The petroleum ministry has taken up the cudgels against Finance Minister P Chidambaram for stripping refineries and oil and gas producers of tax holiday, saying the move was against the principle of stable fiscal regime and would jeopardise investments in the oil sector.
Chidambaram had in his Budget proposals stripped seven year income tax holidays on commercial production or refining of mineral oil by excluding petroleum and natural gas from the definition of mineral oil.

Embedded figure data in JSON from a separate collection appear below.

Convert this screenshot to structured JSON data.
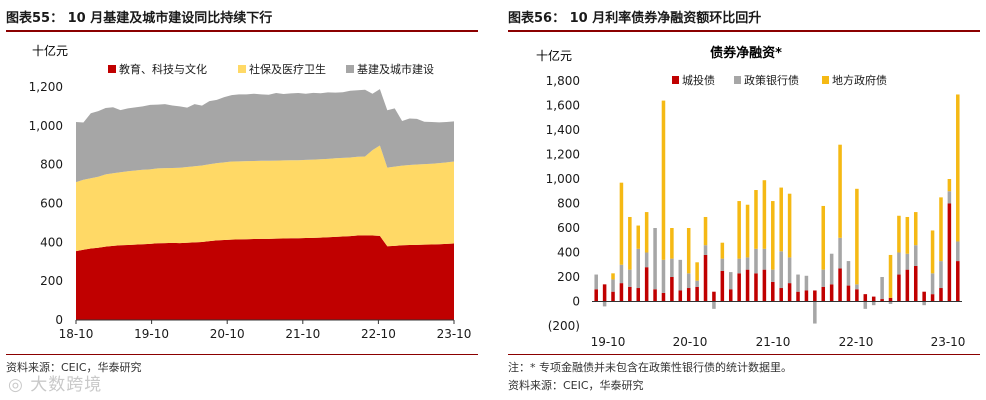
{
  "left": {
    "title": "图表55： 10 月基建及城市建设同比持续下行",
    "unit": "十亿元",
    "source": "资料来源：CEIC，华泰研究",
    "chart_data": {
      "type": "area",
      "stacked": true,
      "ylim": [
        0,
        1200
      ],
      "yticks": [
        0,
        200,
        400,
        600,
        800,
        1000,
        1200
      ],
      "ytick_labels": [
        "0",
        "200",
        "400",
        "600",
        "800",
        "1,000",
        "1,200"
      ],
      "xtick_labels": [
        "18-10",
        "19-10",
        "20-10",
        "21-10",
        "22-10",
        "23-10"
      ],
      "legend": "top",
      "series": [
        {
          "name": "教育、科技与文化",
          "color": "#c00000",
          "values": [
            355,
            362,
            368,
            372,
            378,
            382,
            385,
            386,
            388,
            390,
            392,
            395,
            396,
            397,
            396,
            398,
            400,
            402,
            406,
            410,
            412,
            414,
            415,
            416,
            417,
            418,
            418,
            419,
            420,
            421,
            421,
            422,
            423,
            424,
            426,
            428,
            430,
            432,
            435,
            436,
            435,
            433,
            380,
            382,
            385,
            386,
            387,
            388,
            389,
            390,
            392,
            394
          ]
        },
        {
          "name": "社保及医疗卫生",
          "color": "#ffd966",
          "values": [
            355,
            360,
            362,
            366,
            372,
            374,
            376,
            380,
            382,
            384,
            384,
            386,
            386,
            386,
            388,
            390,
            392,
            394,
            396,
            398,
            400,
            402,
            402,
            402,
            402,
            402,
            402,
            402,
            402,
            402,
            402,
            403,
            403,
            404,
            404,
            405,
            405,
            405,
            406,
            406,
            440,
            466,
            405,
            408,
            410,
            412,
            414,
            415,
            416,
            418,
            420,
            422
          ]
        },
        {
          "name": "基建及城市建设",
          "color": "#a6a6a6",
          "values": [
            310,
            295,
            335,
            338,
            342,
            340,
            320,
            324,
            325,
            326,
            332,
            328,
            330,
            322,
            316,
            306,
            320,
            308,
            325,
            326,
            336,
            342,
            345,
            344,
            346,
            342,
            340,
            348,
            342,
            344,
            346,
            340,
            344,
            340,
            342,
            338,
            338,
            344,
            342,
            344,
            290,
            290,
            295,
            300,
            230,
            240,
            235,
            218,
            215,
            210,
            208,
            207
          ]
        }
      ]
    }
  },
  "right": {
    "title": "图表56： 10 月利率债券净融资额环比回升",
    "unit": "十亿元",
    "source": "资料来源：CEIC，华泰研究",
    "footnote": "注：* 专项金融债并未包含在政策性银行债的统计数据里。",
    "chart_data": {
      "type": "bar",
      "stacked": true,
      "title": "债券净融资*",
      "ylim": [
        -200,
        1800
      ],
      "yticks": [
        -200,
        0,
        200,
        400,
        600,
        800,
        1000,
        1200,
        1400,
        1600,
        1800
      ],
      "ytick_labels": [
        "(200)",
        "0",
        "200",
        "400",
        "600",
        "800",
        "1,000",
        "1,200",
        "1,400",
        "1,600",
        "1,800"
      ],
      "xtick_labels": [
        "19-10",
        "20-10",
        "21-10",
        "22-10",
        "23-10"
      ],
      "legend": "top",
      "series": [
        {
          "name": "城投债",
          "color": "#c00000",
          "values": [
            100,
            140,
            80,
            150,
            120,
            110,
            280,
            100,
            70,
            200,
            90,
            110,
            120,
            380,
            80,
            250,
            100,
            230,
            260,
            230,
            260,
            160,
            110,
            150,
            80,
            90,
            90,
            120,
            140,
            270,
            130,
            100,
            60,
            40,
            20,
            30,
            220,
            260,
            290,
            80,
            60,
            110,
            800,
            330
          ]
        },
        {
          "name": "政策银行债",
          "color": "#a6a6a6",
          "values": [
            120,
            -40,
            100,
            150,
            140,
            320,
            120,
            500,
            270,
            150,
            250,
            120,
            50,
            80,
            -60,
            100,
            140,
            120,
            100,
            200,
            170,
            100,
            300,
            210,
            140,
            120,
            -180,
            140,
            250,
            250,
            200,
            40,
            -60,
            -30,
            180,
            -20,
            180,
            130,
            170,
            -30,
            170,
            220,
            100,
            160
          ]
        },
        {
          "name": "地方政府债",
          "color": "#f5b914",
          "values": [
            0,
            0,
            50,
            670,
            430,
            190,
            330,
            0,
            1300,
            250,
            0,
            370,
            150,
            230,
            0,
            130,
            0,
            470,
            430,
            480,
            560,
            560,
            520,
            520,
            0,
            0,
            0,
            520,
            0,
            760,
            0,
            780,
            0,
            0,
            0,
            350,
            300,
            300,
            270,
            0,
            350,
            520,
            100,
            1200
          ]
        }
      ]
    }
  }
}
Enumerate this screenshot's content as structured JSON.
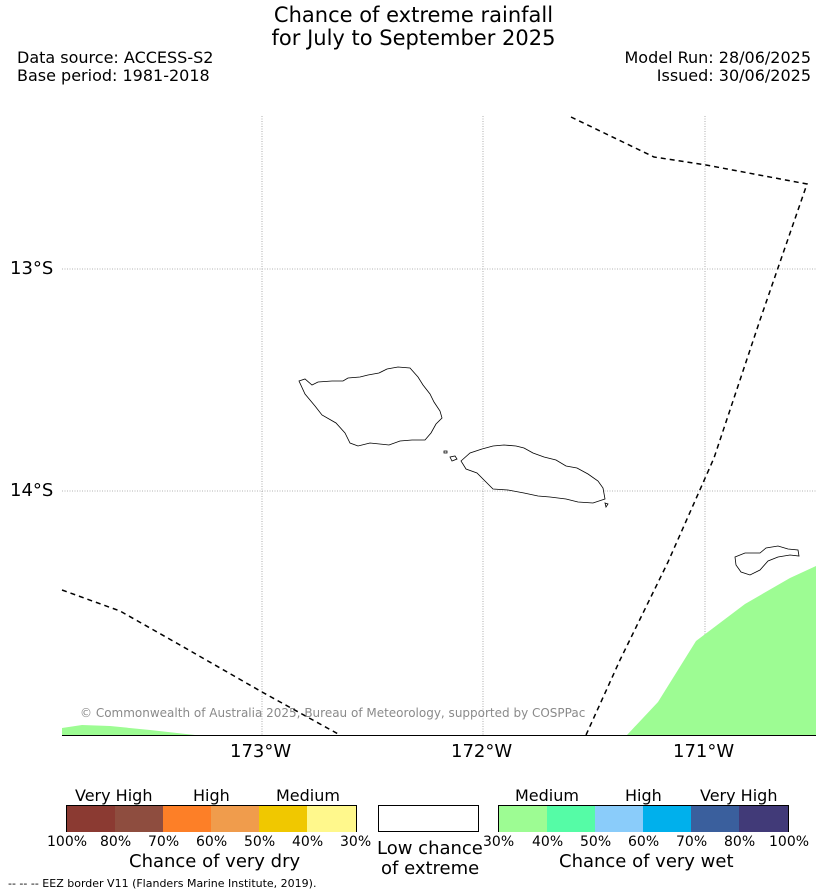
{
  "title": {
    "line1": "Chance of extreme rainfall",
    "line2": "for July to September 2025"
  },
  "info": {
    "source": "Data source: ACCESS-S2",
    "base": "Base period: 1981-2018",
    "model_run": "Model Run: 28/06/2025",
    "issued": "Issued: 30/06/2025"
  },
  "map": {
    "lat_labels": [
      "13°S",
      "14°S"
    ],
    "lon_labels": [
      "173°W",
      "172°W",
      "171°W"
    ],
    "copyright": "© Commonwealth of Australia 2025, Bureau of Meteorology, supported by COSPPac",
    "wet_area_color": "#9dfc93",
    "land_outline_color": "#000000"
  },
  "legend": {
    "dry": {
      "categories": [
        "Very High",
        "High",
        "Medium"
      ],
      "colors": [
        "#8b3a32",
        "#8e4d3f",
        "#fd7f27",
        "#f09c4c",
        "#f0c800",
        "#fff88c"
      ],
      "ticks": [
        "100%",
        "80%",
        "70%",
        "60%",
        "50%",
        "40%",
        "30%"
      ],
      "title": "Chance of very dry"
    },
    "low": {
      "line1": "Low chance",
      "line2": "of extreme",
      "color": "#ffffff"
    },
    "wet": {
      "categories": [
        "Medium",
        "High",
        "Very High"
      ],
      "colors": [
        "#9dfc93",
        "#55fca6",
        "#8accfa",
        "#00b0ec",
        "#3a5f9d",
        "#413a78"
      ],
      "ticks": [
        "30%",
        "40%",
        "50%",
        "60%",
        "70%",
        "80%",
        "100%"
      ],
      "title": "Chance of very wet"
    },
    "eez_note": "--  --  -- EEZ border V11 (Flanders Marine Institute, 2019)."
  }
}
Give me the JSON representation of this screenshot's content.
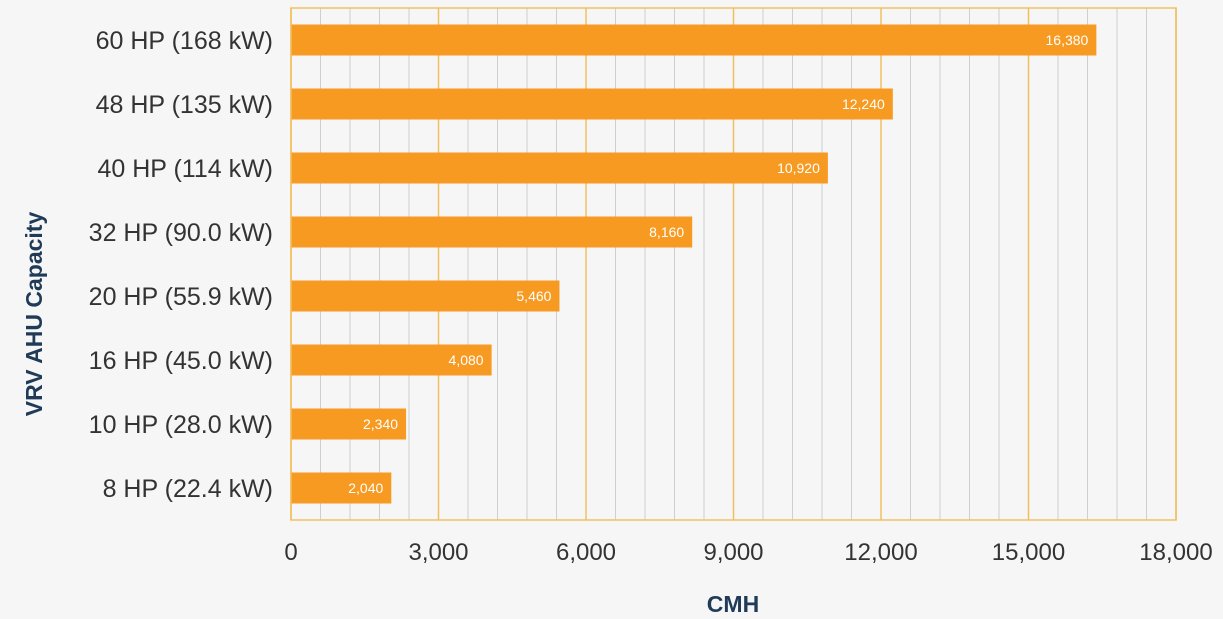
{
  "chart_data": {
    "type": "bar",
    "orientation": "horizontal",
    "categories": [
      "60 HP (168 kW)",
      "48 HP (135 kW)",
      "40 HP (114 kW)",
      "32 HP (90.0 kW)",
      "20 HP (55.9 kW)",
      "16 HP (45.0 kW)",
      "10 HP (28.0 kW)",
      "8 HP (22.4 kW)"
    ],
    "values": [
      16380,
      12240,
      10920,
      8160,
      5460,
      4080,
      2340,
      2040
    ],
    "data_labels": [
      "16,380",
      "12,240",
      "10,920",
      "8,160",
      "5,460",
      "4,080",
      "2,340",
      "2,040"
    ],
    "xlabel": "CMH",
    "ylabel": "VRV AHU Capacity",
    "xlim": [
      0,
      18000
    ],
    "x_ticks": [
      0,
      3000,
      6000,
      9000,
      12000,
      15000,
      18000
    ],
    "x_tick_labels": [
      "0",
      "3,000",
      "6,000",
      "9,000",
      "12,000",
      "15,000",
      "18,000"
    ],
    "minor_grid_step": 600,
    "grid": true,
    "legend": "none",
    "colors": {
      "bar": "#f79a22",
      "major_grid": "#f0c060",
      "minor_grid": "#cfcfcf",
      "frame": "#f0c060",
      "background": "#f6f6f6",
      "axis_title": "#1f3b57",
      "text": "#333333"
    }
  }
}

He proposed that the tax holidays would be available only to refineries commissioning before April 1, 2009, a move that would benefit only Mukesh Ambani-run Reliance Petroleum's [Get Quote] export-oriented Jamnagar refinery, while the ones being set up by public sector firms would be left out.
Sources said the ministry in a letter to the finance ministry stated that the proposal would jeopardise Rs 81,545 crore (Rs 815.45 billion) investment lined up for raising refining capacity by 91 million tons by 2012 to make India a major fuel exporting hub.
It said the time line of April 1, 2009 for withdrawal of fiscal incentive created an imbalance within the sector as only Reliance refinery will be commissioned by then and those of IOC, BPCL [Get Quote] and HPCL [Get Quote] as also Essar would come up thereafter.
Sources said exclusion of petroleum and natural gas from the definition of mineral oil was contrary to the New Exploration Licensing Policy, under which tax holiday has been promised in the contracts for 165 exploration blocks already signed by the government.
The petroleum ministry sought withdrawal of the sunset clause immediately and alternatively applying it to projects that are commissioned after 2012 or for projects announced after April 1, 2009.